Interestingly, which team is played does not factor in the item. For this item, a road win is more valuable than a home win, regardless of who you are playing. A victory counts +1.4 on the road, +1 on a neutral court, and +.6 at home. Losses will count -.6 on the road, -1 on the neutral court, and -1.4 at home. So if you are going to play a cupcake make sure it is a D1 team and do it on the road, it counts more. Scoring margin: remember when BCS models included “style points” and a team would run up the score to look better, well it is back to a point, actually to 10 points. Win big, and it helps, however, all double-digit wins are the same as the points are capped at 10. This also is a big predictive model. Gavin relayed “Ten was the number that was the most optimal to getting the most level of accuracy without going so far that we started to influence the behavior of coaches. In other words, the NCAA doesn’t like when teams pour it on just improve the chances of getting into the NCAA tournament. Does Utah State football putting up 50 points in the first half consistently and then pulling their quarterback for the second half, but not being ranked in the top 25, sound familiar? Overtimes games are given special treatment, the winning team is automatically assigned a +1 score and the losing side -1 score no matter what the final score is. This is to show that at the end of 40 minutes it was a close game and not penalize a team who loses in overtime after being tied at the end of the regulation game.
Will it help select and seed the best teams for the tournament? Who knows, but probably not. The football committee only has to select 4 teams, and there are always disagreements, choosing 68 schools, many of which are not in the top 68 due to receiving an automatic bid for winning conference tournaments, is not going please everyone.

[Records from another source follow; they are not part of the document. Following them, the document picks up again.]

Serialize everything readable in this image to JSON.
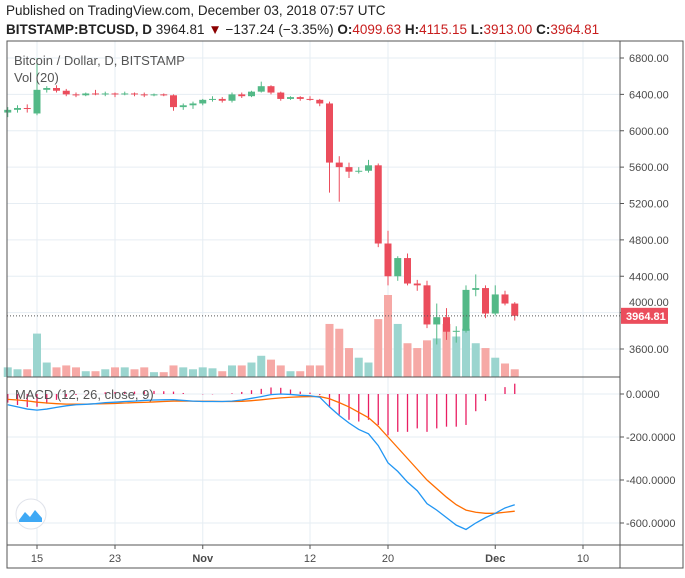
{
  "header": {
    "published": "Published on TradingView.com, December 03, 2018 07:57 UTC",
    "symbol": "BITSTAMP:BTCUSD, D",
    "last": "3964.81",
    "change": "−137.24 (−3.35%)",
    "o_label": "O:",
    "o": "4099.63",
    "h_label": "H:",
    "h": "4115.15",
    "l_label": "L:",
    "l": "3913.00",
    "c_label": "C:",
    "c": "3964.81"
  },
  "chart_data": [
    {
      "type": "candlestick",
      "title": "Bitcoin / Dollar, D, BITSTAMP",
      "volume_label": "Vol (20)",
      "dates": [
        "2018-10-12",
        "2018-10-13",
        "2018-10-14",
        "2018-10-15",
        "2018-10-16",
        "2018-10-17",
        "2018-10-18",
        "2018-10-19",
        "2018-10-20",
        "2018-10-21",
        "2018-10-22",
        "2018-10-23",
        "2018-10-24",
        "2018-10-25",
        "2018-10-26",
        "2018-10-27",
        "2018-10-28",
        "2018-10-29",
        "2018-10-30",
        "2018-10-31",
        "2018-11-01",
        "2018-11-02",
        "2018-11-03",
        "2018-11-04",
        "2018-11-05",
        "2018-11-06",
        "2018-11-07",
        "2018-11-08",
        "2018-11-09",
        "2018-11-10",
        "2018-11-11",
        "2018-11-12",
        "2018-11-13",
        "2018-11-14",
        "2018-11-15",
        "2018-11-16",
        "2018-11-17",
        "2018-11-18",
        "2018-11-19",
        "2018-11-20",
        "2018-11-21",
        "2018-11-22",
        "2018-11-23",
        "2018-11-24",
        "2018-11-25",
        "2018-11-26",
        "2018-11-27",
        "2018-11-28",
        "2018-11-29",
        "2018-11-30",
        "2018-12-01",
        "2018-12-02",
        "2018-12-03"
      ],
      "ohlc": [
        [
          6200,
          6260,
          6150,
          6230
        ],
        [
          6230,
          6280,
          6200,
          6250
        ],
        [
          6250,
          6290,
          6200,
          6240
        ],
        [
          6190,
          6800,
          6170,
          6450
        ],
        [
          6450,
          6490,
          6420,
          6470
        ],
        [
          6470,
          6500,
          6420,
          6440
        ],
        [
          6440,
          6460,
          6380,
          6400
        ],
        [
          6400,
          6420,
          6370,
          6390
        ],
        [
          6390,
          6420,
          6380,
          6410
        ],
        [
          6410,
          6450,
          6390,
          6400
        ],
        [
          6400,
          6430,
          6380,
          6410
        ],
        [
          6410,
          6420,
          6370,
          6400
        ],
        [
          6400,
          6430,
          6390,
          6410
        ],
        [
          6410,
          6420,
          6380,
          6400
        ],
        [
          6400,
          6420,
          6370,
          6390
        ],
        [
          6390,
          6410,
          6380,
          6400
        ],
        [
          6400,
          6410,
          6380,
          6390
        ],
        [
          6390,
          6400,
          6220,
          6260
        ],
        [
          6260,
          6300,
          6230,
          6280
        ],
        [
          6280,
          6320,
          6240,
          6300
        ],
        [
          6300,
          6350,
          6280,
          6340
        ],
        [
          6340,
          6380,
          6320,
          6350
        ],
        [
          6350,
          6370,
          6310,
          6330
        ],
        [
          6330,
          6420,
          6310,
          6400
        ],
        [
          6400,
          6420,
          6360,
          6380
        ],
        [
          6380,
          6440,
          6370,
          6430
        ],
        [
          6430,
          6540,
          6420,
          6490
        ],
        [
          6490,
          6500,
          6400,
          6420
        ],
        [
          6420,
          6430,
          6330,
          6350
        ],
        [
          6350,
          6380,
          6340,
          6370
        ],
        [
          6370,
          6380,
          6330,
          6350
        ],
        [
          6350,
          6380,
          6330,
          6340
        ],
        [
          6340,
          6350,
          6270,
          6300
        ],
        [
          6300,
          6320,
          5320,
          5650
        ],
        [
          5650,
          5720,
          5220,
          5600
        ],
        [
          5600,
          5650,
          5480,
          5550
        ],
        [
          5550,
          5600,
          5530,
          5560
        ],
        [
          5560,
          5680,
          5540,
          5620
        ],
        [
          5620,
          5640,
          4720,
          4760
        ],
        [
          4760,
          4900,
          4300,
          4400
        ],
        [
          4400,
          4620,
          4350,
          4600
        ],
        [
          4600,
          4650,
          4300,
          4320
        ],
        [
          4320,
          4360,
          4240,
          4300
        ],
        [
          4300,
          4350,
          3830,
          3870
        ],
        [
          3870,
          4100,
          3650,
          3950
        ],
        [
          3950,
          4050,
          3700,
          3790
        ],
        [
          3790,
          3850,
          3670,
          3800
        ],
        [
          3800,
          4300,
          3780,
          4250
        ],
        [
          4250,
          4420,
          4180,
          4270
        ],
        [
          4270,
          4300,
          3940,
          3990
        ],
        [
          3990,
          4300,
          3970,
          4200
        ],
        [
          4200,
          4240,
          4080,
          4100
        ],
        [
          4099.63,
          4115.15,
          3913,
          3964.81
        ]
      ],
      "volume": [
        10,
        8,
        8,
        45,
        15,
        10,
        12,
        10,
        6,
        6,
        8,
        10,
        10,
        8,
        10,
        5,
        5,
        12,
        10,
        8,
        10,
        9,
        6,
        12,
        12,
        15,
        22,
        18,
        12,
        6,
        6,
        12,
        12,
        55,
        50,
        30,
        20,
        15,
        60,
        85,
        55,
        35,
        30,
        38,
        40,
        55,
        42,
        50,
        35,
        30,
        20,
        14,
        8
      ],
      "y_ticks": [
        "6800.00",
        "6400.00",
        "6000.00",
        "5600.00",
        "5200.00",
        "4800.00",
        "4400.00",
        "4000.00",
        "3600.00"
      ],
      "y_range": [
        3420,
        6980
      ],
      "last_price_label": "3964.81",
      "x_ticks": [
        {
          "date": "2018-10-15",
          "label": "15"
        },
        {
          "date": "2018-10-23",
          "label": "23"
        },
        {
          "date": "2018-11-01",
          "label": "Nov"
        },
        {
          "date": "2018-11-12",
          "label": "12"
        },
        {
          "date": "2018-11-20",
          "label": "20"
        },
        {
          "date": "2018-12-01",
          "label": "Dec"
        },
        {
          "date": "2018-12-10",
          "label": "10"
        }
      ],
      "colors": {
        "up": "#53b987",
        "down": "#eb4d5c",
        "vol_up": "#9bd5cf",
        "vol_down": "#f6a9a6",
        "last": "#eb4d5c"
      }
    },
    {
      "type": "line",
      "title": "MACD (12, 26, close, 9)",
      "macd": [
        -50,
        -60,
        -70,
        -75,
        -70,
        -62,
        -55,
        -50,
        -48,
        -45,
        -40,
        -38,
        -35,
        -33,
        -30,
        -28,
        -27,
        -26,
        -30,
        -33,
        -35,
        -35,
        -35,
        -33,
        -28,
        -20,
        -12,
        -3,
        0,
        -2,
        -6,
        -8,
        -15,
        -60,
        -100,
        -135,
        -165,
        -185,
        -240,
        -320,
        -360,
        -410,
        -450,
        -510,
        -540,
        -575,
        -610,
        -630,
        -600,
        -575,
        -555,
        -530,
        -515
      ],
      "signal": [
        -25,
        -28,
        -32,
        -38,
        -42,
        -45,
        -47,
        -47,
        -47,
        -46,
        -45,
        -44,
        -42,
        -40,
        -39,
        -37,
        -35,
        -33,
        -33,
        -33,
        -34,
        -34,
        -35,
        -35,
        -34,
        -31,
        -27,
        -22,
        -18,
        -15,
        -13,
        -12,
        -12,
        -22,
        -40,
        -60,
        -85,
        -110,
        -150,
        -200,
        -250,
        -300,
        -350,
        -400,
        -440,
        -480,
        -515,
        -540,
        -550,
        -555,
        -555,
        -550,
        -545
      ],
      "y_ticks": [
        "0.0000",
        "-200.0000",
        "-400.0000",
        "-600.0000"
      ],
      "y_range": [
        -690,
        80
      ],
      "colors": {
        "macd": "#2196f3",
        "signal": "#ff6d00",
        "histogram": "#e91e63"
      }
    }
  ]
}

But how did the first rankings turn out? Interesting would be an understatement: Ohio State was No 1 and Kentucky was 61 st, Nevada was 13th, USU 37th, Fresno State 64th, and San Diego State 96th. The issue was the human AP poll had Kentucky 10th and Ohio State 16th. Remember, this is a predictive-learning tool. The more games are played, and the more data is given, the more the “accurate” the model can be as it learns which situation is more realistic. With more data, the most recent model had Virginia, Gonzaga, Michigan, and Duke top 4. Ohio State was 26th, with Nevada 9th, Utah State 16th, and San Diego State 45th. Is this model accurate? Will the Mountain West have 3 teams in the tournament? Will Nevada be a 3 seed and Utah State a 5th? Or will the NCAA committee ignore the data from their predictive-learning model and choose the big boy schools?